The costs of further delay to ordinary South Africans
BLSA welcomes the tight timetable and thematic focus prescribed by the Standing Committee.
It should be noted that the amendment is part of South Africa’s response to the FATF’s 2009 review of South Africa’s anti-money laundering (“AML”) and combating of financing of terrorism (“CFT”) laws, which produced a range of recommendations for improving those laws. The amendment also aligns South African law with revised standards adopted by the FATF in 2012. These standards require all FATF members to introduce and adopt a risk-based approach to the design of AML and CFT laws, so as to close loopholes for criminals and terrorists.
As a member of the FATF, South Africa cannot ignore these standards.
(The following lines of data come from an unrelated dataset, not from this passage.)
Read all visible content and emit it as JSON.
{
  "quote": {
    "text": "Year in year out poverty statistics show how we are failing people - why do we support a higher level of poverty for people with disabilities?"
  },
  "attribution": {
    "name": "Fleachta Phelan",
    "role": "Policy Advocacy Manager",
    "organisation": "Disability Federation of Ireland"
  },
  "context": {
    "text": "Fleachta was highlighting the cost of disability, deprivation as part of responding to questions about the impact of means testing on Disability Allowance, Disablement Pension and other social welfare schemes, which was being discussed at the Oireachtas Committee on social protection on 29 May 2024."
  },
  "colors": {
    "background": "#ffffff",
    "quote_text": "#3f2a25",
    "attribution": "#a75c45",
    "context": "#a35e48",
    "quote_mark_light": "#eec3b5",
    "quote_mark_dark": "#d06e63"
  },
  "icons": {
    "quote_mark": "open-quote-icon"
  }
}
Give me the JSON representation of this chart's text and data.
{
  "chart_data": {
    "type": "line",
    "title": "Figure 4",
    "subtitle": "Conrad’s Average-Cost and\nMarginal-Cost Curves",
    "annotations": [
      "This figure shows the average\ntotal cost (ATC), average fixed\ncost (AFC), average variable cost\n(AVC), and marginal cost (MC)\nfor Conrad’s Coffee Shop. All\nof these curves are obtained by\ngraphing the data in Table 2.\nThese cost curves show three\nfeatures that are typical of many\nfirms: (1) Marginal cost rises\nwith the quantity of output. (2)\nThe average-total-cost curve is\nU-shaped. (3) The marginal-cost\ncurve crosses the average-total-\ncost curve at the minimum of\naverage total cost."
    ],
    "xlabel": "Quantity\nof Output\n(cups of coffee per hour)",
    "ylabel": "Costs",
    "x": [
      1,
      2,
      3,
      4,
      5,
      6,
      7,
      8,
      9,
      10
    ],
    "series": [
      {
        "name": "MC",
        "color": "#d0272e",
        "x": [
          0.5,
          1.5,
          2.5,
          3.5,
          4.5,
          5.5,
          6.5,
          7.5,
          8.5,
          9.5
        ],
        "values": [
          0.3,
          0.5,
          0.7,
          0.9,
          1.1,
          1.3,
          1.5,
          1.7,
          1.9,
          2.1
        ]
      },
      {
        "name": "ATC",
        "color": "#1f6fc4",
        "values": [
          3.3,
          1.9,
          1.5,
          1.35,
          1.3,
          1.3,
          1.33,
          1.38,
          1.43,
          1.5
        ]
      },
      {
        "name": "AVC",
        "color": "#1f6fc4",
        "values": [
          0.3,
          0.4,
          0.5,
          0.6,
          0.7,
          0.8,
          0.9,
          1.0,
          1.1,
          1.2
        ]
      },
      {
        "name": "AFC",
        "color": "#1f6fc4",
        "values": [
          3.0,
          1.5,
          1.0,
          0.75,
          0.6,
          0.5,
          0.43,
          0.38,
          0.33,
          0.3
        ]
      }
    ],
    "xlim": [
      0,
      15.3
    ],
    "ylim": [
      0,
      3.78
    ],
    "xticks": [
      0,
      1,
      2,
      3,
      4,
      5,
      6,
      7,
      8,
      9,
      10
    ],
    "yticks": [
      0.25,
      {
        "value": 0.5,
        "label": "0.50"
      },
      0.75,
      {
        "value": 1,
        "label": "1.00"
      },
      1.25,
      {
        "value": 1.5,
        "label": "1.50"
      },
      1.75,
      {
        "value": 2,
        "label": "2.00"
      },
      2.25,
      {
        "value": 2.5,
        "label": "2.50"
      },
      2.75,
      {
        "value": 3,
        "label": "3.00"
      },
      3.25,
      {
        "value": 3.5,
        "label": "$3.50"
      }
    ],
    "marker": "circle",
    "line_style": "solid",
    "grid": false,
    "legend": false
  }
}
They do not represent mere guidance or advice. They require and compel members of the FATF to act, by implementing laws that give effect to those standards.
The FATF has already placed South Africa on a watch-list for inadequate progress in addressing the obligations of its membership. In February 2017, South Africa is due to report to the FATF on its progress in implementing the required legal reforms. We are concerned thata failure to sign this legislation into law will raise the risk of the FATF publishing an adverse statement against South Africa.
An adverse statement by the FATF will automatically increase the scrutiny of foreign financial institutions on transactions originating from South African banks. Some foreign banks may decide to ‘de-risk’ by severing their correspondent banking relationships with South African banks. This will reduce the number of connections between South African banks and the global financial system, and hamper the South Africa’s ability to process cross-border payments and international transactions. This may impact activities as varied as transfer payments, payments for exports, and transactions related to foreign capital.
There is no justification for any further delay to the promulgation of the amendment. This legislation is central to the efforts of government, business and labour to avert a downgrade to junk and enhance our standing in the global economy.
It is manifestly in the national interest, therefore, to ensure the amendment becomes South African law as soon as possible.